Ironically, that guilt doesn’t cajole me into making the most of the advantages I have, it cements my sense of unworthiness. It’s like there is a marksman in my head trying to kill me, but it isn’t another person, it’s me, shooting arrows at my own shadow.

I think to myself that I’ve got further than I expected, given I was taking overdoses of painkillers at the age of 15. If you told me then I would get to 40 and that I’d have learnt to drive, got a steady job, been to university, lost weight and put it back on again several times over, that I had a wife that loves me, I probably wouldn’t believe you but here I am.

Best years behind me now

I may have achieved nothing noteworthy but perhaps more than I could have expected to and when I think about what remains of my life, I imagine that I’ve my best years are already behind me.

At my weight I’m at a very high risk of a stroke or heart attack. You might say stop catostraphising Jonathan, it might not happen, don’t concentrate on the worst possible outcome, what were you saying about self fulfilling prophecies before?

You might be right but I’m also a realist. I don’t think pretending that everything is going to be ok is a good strategy either.

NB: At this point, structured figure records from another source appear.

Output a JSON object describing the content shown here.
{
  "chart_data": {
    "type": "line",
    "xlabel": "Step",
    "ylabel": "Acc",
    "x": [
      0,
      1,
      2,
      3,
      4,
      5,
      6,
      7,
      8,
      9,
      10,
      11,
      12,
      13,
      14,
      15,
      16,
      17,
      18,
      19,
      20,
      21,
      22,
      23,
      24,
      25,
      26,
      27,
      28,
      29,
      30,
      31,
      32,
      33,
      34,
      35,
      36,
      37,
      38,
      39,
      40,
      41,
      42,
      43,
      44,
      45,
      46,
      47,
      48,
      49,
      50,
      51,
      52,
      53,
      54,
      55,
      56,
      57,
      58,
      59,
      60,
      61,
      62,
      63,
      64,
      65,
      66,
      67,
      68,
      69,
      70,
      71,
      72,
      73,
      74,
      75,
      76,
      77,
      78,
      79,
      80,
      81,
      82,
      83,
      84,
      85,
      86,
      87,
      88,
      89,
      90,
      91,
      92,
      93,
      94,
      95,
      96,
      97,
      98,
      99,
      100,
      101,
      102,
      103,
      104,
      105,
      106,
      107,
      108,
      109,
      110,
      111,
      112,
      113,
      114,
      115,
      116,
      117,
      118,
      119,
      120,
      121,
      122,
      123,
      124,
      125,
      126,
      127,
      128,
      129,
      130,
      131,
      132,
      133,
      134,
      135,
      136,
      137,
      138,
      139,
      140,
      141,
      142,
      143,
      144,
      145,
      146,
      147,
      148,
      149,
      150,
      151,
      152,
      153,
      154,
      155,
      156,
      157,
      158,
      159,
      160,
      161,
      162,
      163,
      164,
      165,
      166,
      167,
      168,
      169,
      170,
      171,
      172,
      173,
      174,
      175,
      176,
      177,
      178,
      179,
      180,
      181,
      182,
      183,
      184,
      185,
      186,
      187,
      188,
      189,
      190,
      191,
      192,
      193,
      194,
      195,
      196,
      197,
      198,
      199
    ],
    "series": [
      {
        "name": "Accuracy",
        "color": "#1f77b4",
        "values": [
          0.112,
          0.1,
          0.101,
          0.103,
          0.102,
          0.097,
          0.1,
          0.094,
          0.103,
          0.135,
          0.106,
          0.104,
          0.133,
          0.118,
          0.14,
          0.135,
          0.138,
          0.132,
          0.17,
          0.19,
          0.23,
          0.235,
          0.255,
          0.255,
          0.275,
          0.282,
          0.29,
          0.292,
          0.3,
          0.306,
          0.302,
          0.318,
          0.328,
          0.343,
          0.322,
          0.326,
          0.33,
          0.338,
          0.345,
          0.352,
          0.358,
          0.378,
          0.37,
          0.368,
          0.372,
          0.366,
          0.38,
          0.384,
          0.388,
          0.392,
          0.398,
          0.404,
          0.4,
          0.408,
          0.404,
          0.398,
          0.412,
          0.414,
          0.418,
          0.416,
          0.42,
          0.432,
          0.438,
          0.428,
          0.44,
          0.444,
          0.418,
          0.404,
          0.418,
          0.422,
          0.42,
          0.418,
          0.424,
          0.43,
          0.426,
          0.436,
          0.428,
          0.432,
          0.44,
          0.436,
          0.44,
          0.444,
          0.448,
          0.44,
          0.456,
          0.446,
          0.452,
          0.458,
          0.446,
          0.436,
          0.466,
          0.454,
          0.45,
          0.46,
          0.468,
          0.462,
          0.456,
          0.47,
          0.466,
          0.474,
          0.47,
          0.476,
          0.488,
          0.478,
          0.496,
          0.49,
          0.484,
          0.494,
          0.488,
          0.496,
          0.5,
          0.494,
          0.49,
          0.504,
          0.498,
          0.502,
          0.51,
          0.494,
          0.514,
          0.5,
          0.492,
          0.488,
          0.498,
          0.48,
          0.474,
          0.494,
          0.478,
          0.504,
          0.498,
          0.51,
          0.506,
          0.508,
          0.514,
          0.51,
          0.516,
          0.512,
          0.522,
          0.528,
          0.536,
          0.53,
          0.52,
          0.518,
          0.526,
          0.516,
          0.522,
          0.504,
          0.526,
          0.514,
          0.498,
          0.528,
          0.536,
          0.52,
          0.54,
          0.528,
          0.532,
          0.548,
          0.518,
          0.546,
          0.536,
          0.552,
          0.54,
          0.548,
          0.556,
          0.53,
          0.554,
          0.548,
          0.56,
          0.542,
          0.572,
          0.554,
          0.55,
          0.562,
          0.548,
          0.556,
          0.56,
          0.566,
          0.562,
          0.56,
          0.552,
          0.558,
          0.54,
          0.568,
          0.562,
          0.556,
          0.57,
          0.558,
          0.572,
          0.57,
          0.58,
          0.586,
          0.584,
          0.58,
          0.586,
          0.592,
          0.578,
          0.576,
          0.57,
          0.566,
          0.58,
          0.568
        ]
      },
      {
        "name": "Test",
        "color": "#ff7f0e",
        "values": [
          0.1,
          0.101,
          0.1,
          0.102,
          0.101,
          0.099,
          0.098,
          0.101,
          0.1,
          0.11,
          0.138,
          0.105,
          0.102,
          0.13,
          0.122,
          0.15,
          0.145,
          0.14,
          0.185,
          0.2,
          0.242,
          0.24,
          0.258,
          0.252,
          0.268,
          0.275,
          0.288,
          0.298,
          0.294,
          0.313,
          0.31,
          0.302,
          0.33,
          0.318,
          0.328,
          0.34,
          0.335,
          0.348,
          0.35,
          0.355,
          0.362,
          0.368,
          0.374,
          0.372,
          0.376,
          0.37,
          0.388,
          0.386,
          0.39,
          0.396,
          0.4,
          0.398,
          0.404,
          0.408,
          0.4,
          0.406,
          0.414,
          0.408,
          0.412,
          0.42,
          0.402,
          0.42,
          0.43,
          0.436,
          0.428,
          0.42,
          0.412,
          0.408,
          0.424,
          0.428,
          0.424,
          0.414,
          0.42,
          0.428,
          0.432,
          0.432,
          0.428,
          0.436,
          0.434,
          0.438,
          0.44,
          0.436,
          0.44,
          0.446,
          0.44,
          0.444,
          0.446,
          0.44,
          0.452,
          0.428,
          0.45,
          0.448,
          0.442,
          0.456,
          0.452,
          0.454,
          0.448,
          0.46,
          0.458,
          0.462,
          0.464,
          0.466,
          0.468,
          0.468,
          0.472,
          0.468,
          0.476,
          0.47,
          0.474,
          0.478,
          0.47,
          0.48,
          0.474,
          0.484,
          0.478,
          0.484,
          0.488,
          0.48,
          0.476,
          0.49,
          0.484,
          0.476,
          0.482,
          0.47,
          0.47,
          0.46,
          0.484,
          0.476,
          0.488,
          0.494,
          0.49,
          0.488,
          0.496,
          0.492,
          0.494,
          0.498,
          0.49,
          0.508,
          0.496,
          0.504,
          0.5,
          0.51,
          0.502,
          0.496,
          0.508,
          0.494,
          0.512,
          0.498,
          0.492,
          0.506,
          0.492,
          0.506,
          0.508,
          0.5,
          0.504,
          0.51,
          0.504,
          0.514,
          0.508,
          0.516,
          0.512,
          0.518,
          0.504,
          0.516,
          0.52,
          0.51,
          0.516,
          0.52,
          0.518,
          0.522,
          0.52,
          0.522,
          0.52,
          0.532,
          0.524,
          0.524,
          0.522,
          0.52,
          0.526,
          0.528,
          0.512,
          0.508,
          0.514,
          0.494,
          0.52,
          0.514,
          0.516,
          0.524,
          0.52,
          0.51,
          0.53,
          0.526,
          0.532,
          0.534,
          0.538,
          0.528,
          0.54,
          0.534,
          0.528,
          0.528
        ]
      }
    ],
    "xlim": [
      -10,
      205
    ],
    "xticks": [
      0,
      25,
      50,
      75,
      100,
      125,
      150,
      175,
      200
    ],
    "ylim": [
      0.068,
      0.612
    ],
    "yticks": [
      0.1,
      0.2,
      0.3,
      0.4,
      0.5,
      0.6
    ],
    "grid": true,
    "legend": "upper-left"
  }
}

I need to either back myself to beat this, which I’ve consistently failed to do through the first 40 years or I can take control in a different way and go out on my own terms whilst I still have full capacity and dignity. Is it not better to go out at the top? Retire early whilst I still have a career, not carers, being a comfort not a burden?

The burden of caring

I know that the people that love me will want me to carry on but and would be devastated should I pass but I also know how hard it can be watching someone you love slowly (or suddenly) deteriorate as I have seen with my own mum. It takes its toll on you physically and mentally coping when someone is constantly in and out of hospital. It chips away at you from the inside and sometimes, you just want it to end.

That sounds horrible and must make me a bad person but I remember the day I registered for Uni. I was a mature student, at the age of 21 and instead of spending the day out drinking and making friends with my new cohort, I spent the evening in A&E after my mum had taken an overdose.

The hospital was full of freshers that had too much to drink and injured themselves but I was stone sober. It wasn’t the first trip to a hospital to visit my mum and it certainly wasn’t my last, but it stuck out in my mind. Part of me felt angry that I was there when I should have been focusing on my own life and part of me felt very guilty for having those thoughts. How selfish could I be, thinking about myself at a time like that?

My wife must have the same feelings towards me from time to time when depression takes over. Not again. Why me. Should have chosen someone that isn’t as mad as a box of frogs. Mum had no control over her illnesses and neither do I. Unfortunately this does seem to be a hereditary fate. Mums demons are my demons but I don’t have children to live for and I don’t have her faith to fall back on either but on the plus side that means the curse won’t be passed on to another generation.

Right now I’m coming out of my most recent episode of crisis. I’m not at immediate “risk” but I can make no promises about what the future will brings but then who can? We don’t know what is around the corner, maybe things will change for the better? Things don’t improve passively, you have to make them happen.

I’ve lost just under one and a half stone since the summer, it’s not a lot, I’ve lost more weight than that in a single week with other diets before but it’s slow and steady this time. I am in a race against time with my own mind but I’m still in the race. I haven’t given up yet.

I may have to wait another 3 years for the weight loss surgery that I think will give me the best possible chance of an improved quality of life worth living for but it feels very much like I’m walking the green mile and part of me hopes that the phone will ring and there will be a reprieve whilst the other half just wants it to be over. I’m tired boss, as the famous quote goes.